Joel Schülin, Architekt, Urbanist, Visual Researcher, MiGAZIN, Kolumne
Joel Schülin, Architekt und Visual Researcher © MiG

Brandmuster

Namentlich unbekannt

Am 31. Januar 1992 stirbt eine sri-lankische Familie in einer Geflüchtetenunterkunft in Lampertheim durch ein Feuer, das von drei Deutschen gelegt wird. Die den Behörden entstanden Kosten werden vom Sparkonto der ermordeten Familie eingezogen – post mortem. Über die Komplexität ignorierter Biografien.

Von Donnerstag, 30.01.2025, 10:12 Uhr|zuletzt aktualisiert: Donnerstag, 30.01.2025, 9:17 Uhr Lesedauer: 3 Minuten  |  

Am 23. Juli 1983 bricht in Sri Lanka ein blutiger Bürgerkrieg aus. Der ethnische Konflikt zwischen Tamilen und Singhalesen, der in der britischen Kolonialzeit gepflanzt wurde, entzündet sich nach der sri-lankischen Unabhängigkeit 1948.

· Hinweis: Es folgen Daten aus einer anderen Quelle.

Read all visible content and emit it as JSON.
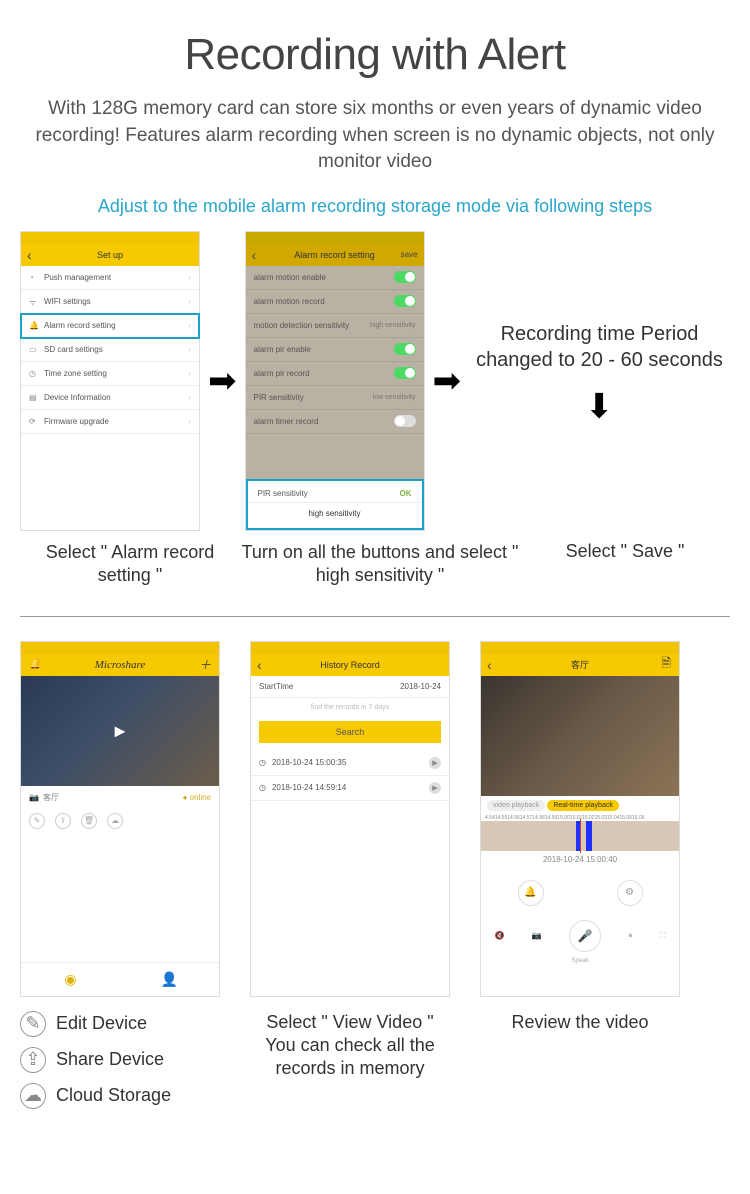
{
  "title": "Recording with Alert",
  "description": "With 128G memory card can store six months or even years of dynamic video recording! Features alarm recording when screen is no dynamic objects, not only monitor video",
  "subhead": "Adjust to the mobile alarm recording storage mode via following steps",
  "step1": {
    "header": "Set up",
    "items": [
      "Push management",
      "WIFI settings",
      "Alarm record setting",
      "SD card settings",
      "Time zone setting",
      "Device Information",
      "Firmware upgrade"
    ],
    "caption": "Select \" Alarm record setting \""
  },
  "step2": {
    "header": "Alarm record setting",
    "save": "save",
    "rows": {
      "r1": "alarm motion enable",
      "r2": "alarm motion record",
      "r3": "motion detection sensitivity",
      "r3v": "high sensitivity",
      "r4": "alarm pir enable",
      "r5": "alarm pir record",
      "r6": "PIR sensitivity",
      "r6v": "low sensitivity",
      "r7": "alarm timer record"
    },
    "sheet": {
      "title": "PIR sensitivity",
      "ok": "OK",
      "opt": "high sensitivity"
    },
    "caption": "Turn on all the buttons and select \" high sensitivity \""
  },
  "step3": {
    "text": "Recording time Period changed to 20 - 60 seconds",
    "caption": "Select \" Save \""
  },
  "bottomA": {
    "brand": "Microshare",
    "device": "客厅",
    "online": "online",
    "legend1": "Edit Device",
    "legend2": "Share Device",
    "legend3": "Cloud Storage"
  },
  "bottomB": {
    "header": "History Record",
    "startLabel": "StartTime",
    "startVal": "2018-10-24",
    "hint": "find the records in 7 days",
    "search": "Search",
    "rec1": "2018-10-24 15:00:35",
    "rec2": "2018-10-24 14:59:14",
    "caption": "Select \" View Video \" You can check all the records in memory"
  },
  "bottomC": {
    "header": "客厅",
    "pill1": "video playback",
    "pill2": "Real-time playback",
    "ticks": "4.5414.5514.5614.5714.5814.5915.0015.0115.0215.0315.0415.0515.06",
    "timestamp": "2018-10-24 15:00:40",
    "speak": "Speak",
    "caption": "Review the video"
  }
}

Nach dem tödlichen Attentat eines singhalesischen Militärs durch tamilische Aufständige im Juli 1983 werden 1.000 bis 5.000 Tamilen in Pogromen getötet. 100.000 werden in die Diaspora gezwungen, viele von ihnen fliehen nach Deutschland und beantragen Asyl.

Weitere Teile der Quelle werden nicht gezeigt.